THE SAGA OVER MANCUSO’S EXTRADITION
Another legal drama has unfolded over the past week, as Duque’s government has fumbled its attempts to bring back former paramilitary boss Salvatore Mancuso to Colombia.
Mancuso, who spent 12 years behind bars in the US after being convicted on drug trafficking charges, is accused of having been involved in thousands of human rights violations in Colombia as a leader of the defunct United Self-Defence Forces of Colombia (AUC). He requested being deported to Italy, where he also holds citizenship, a move that sparked outrage among victims of the paramilitary groups who want him to own up to his crimes. Mancuso himself has said on a number of occasions that he is willing to speak out.

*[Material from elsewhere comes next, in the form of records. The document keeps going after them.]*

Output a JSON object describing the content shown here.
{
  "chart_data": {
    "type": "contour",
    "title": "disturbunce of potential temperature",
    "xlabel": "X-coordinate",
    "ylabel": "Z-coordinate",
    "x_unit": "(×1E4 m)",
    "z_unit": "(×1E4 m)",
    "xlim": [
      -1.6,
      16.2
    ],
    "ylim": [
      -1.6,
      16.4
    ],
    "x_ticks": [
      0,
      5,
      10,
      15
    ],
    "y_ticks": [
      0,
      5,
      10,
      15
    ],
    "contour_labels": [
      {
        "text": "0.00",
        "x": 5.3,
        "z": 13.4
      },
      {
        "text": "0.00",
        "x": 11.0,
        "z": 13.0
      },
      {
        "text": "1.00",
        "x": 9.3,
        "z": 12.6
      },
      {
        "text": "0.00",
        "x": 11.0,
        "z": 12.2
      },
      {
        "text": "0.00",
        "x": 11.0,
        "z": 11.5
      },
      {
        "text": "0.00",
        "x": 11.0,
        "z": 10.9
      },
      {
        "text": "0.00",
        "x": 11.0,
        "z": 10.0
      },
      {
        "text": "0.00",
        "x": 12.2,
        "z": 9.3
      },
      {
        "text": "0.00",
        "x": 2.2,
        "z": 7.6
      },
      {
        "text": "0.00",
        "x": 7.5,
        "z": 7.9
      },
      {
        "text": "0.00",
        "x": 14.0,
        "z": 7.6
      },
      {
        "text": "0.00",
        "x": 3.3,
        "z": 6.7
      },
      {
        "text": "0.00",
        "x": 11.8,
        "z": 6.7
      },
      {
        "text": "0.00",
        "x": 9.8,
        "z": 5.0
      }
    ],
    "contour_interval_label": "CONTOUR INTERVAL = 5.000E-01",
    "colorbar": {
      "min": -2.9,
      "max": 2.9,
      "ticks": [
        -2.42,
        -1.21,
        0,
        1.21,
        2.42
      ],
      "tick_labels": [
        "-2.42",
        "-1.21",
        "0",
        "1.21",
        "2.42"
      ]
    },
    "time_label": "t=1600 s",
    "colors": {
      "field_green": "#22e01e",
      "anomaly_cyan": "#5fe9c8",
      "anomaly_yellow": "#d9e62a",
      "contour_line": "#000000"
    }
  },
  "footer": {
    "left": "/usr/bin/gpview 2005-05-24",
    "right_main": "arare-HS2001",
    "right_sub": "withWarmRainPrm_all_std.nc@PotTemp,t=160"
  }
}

News emerged that Duque’s government has presented three extradition requests since this year, all of them with mistakes rendering them useless. A fourth one was sent last Thursday, although it is unclear it can be processed before the August 26 deadline for him to be sent to Italy.
President Duque vowed that Mancuso’s crimes will not be left unpunished, but his administration’s strategy to avoid this scenario has fallen flat. Peace commissioner Miguel Ceballos said they would ask the European Court of Human Rights to prosecute him, apparently unaware that the tribunal hears cases against states and not persons. Duque said they could also appeal to the universal jurisdiction or even ask the International Criminal Court (ICC) to step in. It would be up to Italy to decide to bring charges against Mancuso under universal jurisdiction principles. As to the ICC, it could end up having unintended consequences. Evidence wouldn’t be missing between 2002 and the time of Mancuso’s demobilization in December 2004. But the court could interpret the referral not as a single case, but in relation to the country’s situation. Given that the ICC Office of the Prosecutor has an ongoing preliminary examination on Colombia, this could hurt the country’s long-held argument that it is willing and capable of prosecuting these crimes – potentially leading to the indictment of Army generals, former FARC leaders and even Uribe.
Should Mancuso arrive in Colombia, it isn’t clear which court would assume his case. The JEP turned down one of his admission requests in June, on the grounds that he claimed having aided and abetted the paramilitaries, when he was in fact an active member of them. The tribunal did open the door for him to present himself as a witness testifying how other third parties or state agents colluded with such groups.
So far, the legal saga is showing that Duque’s discourse of opposing lenient sanctions for mass atrocities committed during conflict is thwarted by his government’s lack of diligence in bringing the mastermind of some of the most egregious crimes Colombia has seen to face his victims.